Benedikt Meurer JavaScript Engine Hacker and Programming Language Enthusiast.

JetStream performance results

The V8 team has been working hard on improving JavaScript performance recently, where performance means both peak performance (as in throughput of long running computations) as well as user visible latency (as in time wasted not doing useful work towards completing a computation or rendering a website).

It is not always easy to improve both throughput and latency, especially since it usually introduces latency to generate the perfect code for optimal throughput. So there's always a trade-off to consider. Also the existing benchmark suites used to focus on either latency (i.e. the SunSpider 1.0.2 JavaScript Benchmark) or throughput (i.e. our own Octane benchmark), but not both.

Apple tried to address this problem by introducing a new benchmark suite that aims to combine latency and throughput benchmarks with roughly equal weighting, the JetStream benchmark suite. It contains benchmarks from both SunSpider and Octane, but also additional interesting benchmarks, like various Emscripten compiled C/C++ programs.
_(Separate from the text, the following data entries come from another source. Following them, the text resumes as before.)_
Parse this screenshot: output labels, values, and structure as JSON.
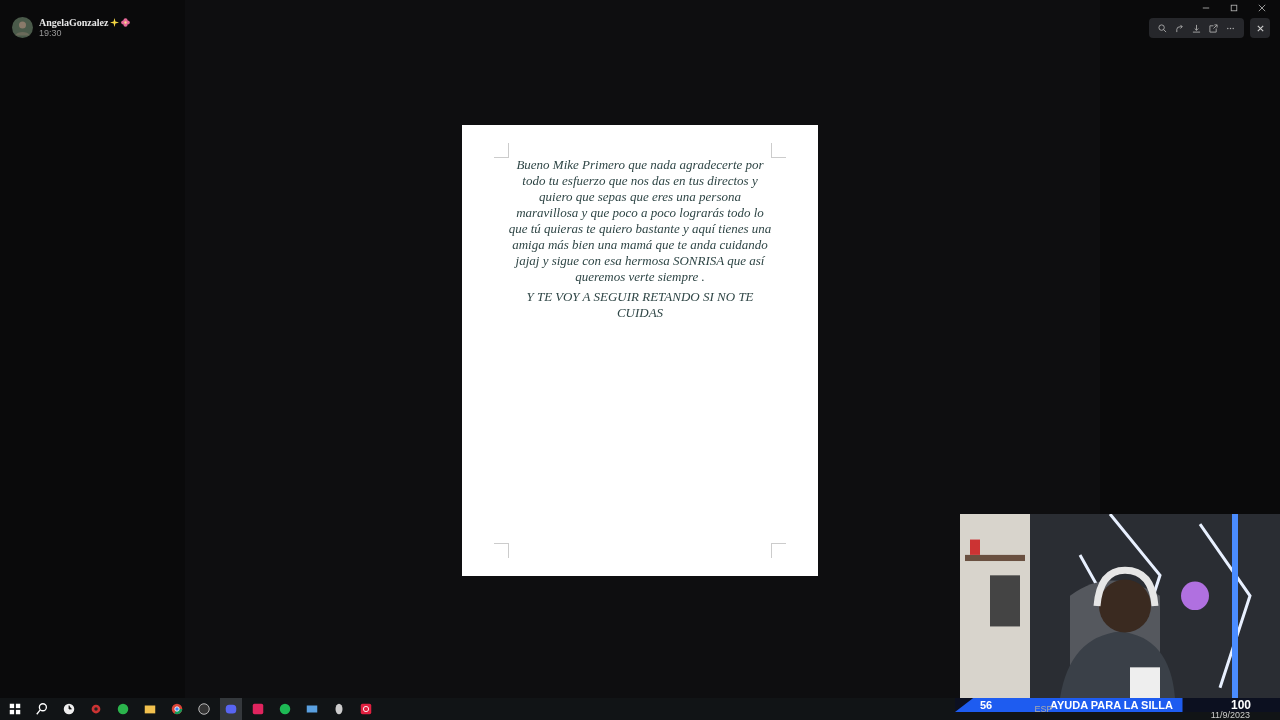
{
  "header": {
    "user_name": "AngelaGonzalez",
    "time": "19:30"
  },
  "document": {
    "paragraphs": [
      "Bueno Mike Primero que nada agradecerte por todo tu esfuerzo que nos das en tus directos y quiero que sepas que eres una persona maravillosa y que poco a poco lograrás todo lo que tú quieras te quiero bastante y aquí tienes una amiga más bien una mamá que te anda cuidando jajaj y sigue con esa hermosa SONRISA que así queremos  verte siempre .",
      "Y TE VOY A SEGUIR RETANDO SI NO TE CUIDAS"
    ]
  },
  "stream_goal": {
    "current": "56",
    "title": "AYUDA PARA LA SILLA",
    "target": "100",
    "level": 0.7
  },
  "taskbar": {
    "language": "ESP",
    "date": "11/9/2023"
  }
}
So JetStream seems to be a good candidate to measure our progress on improving overall performance of Chrome/V8 (considering both throughput and latency). As you can see from the chart below, we have been doing well pretty lately. Chrome 44 (current canary build) beats both Firefox and Safari, and we're working on reducing the latency further for the next release. The numbers were measured on a MacBook Pro (Mid 2012 / 2.3 GHz Intel Core i7 / 16 GB) running OS X 10.9.5.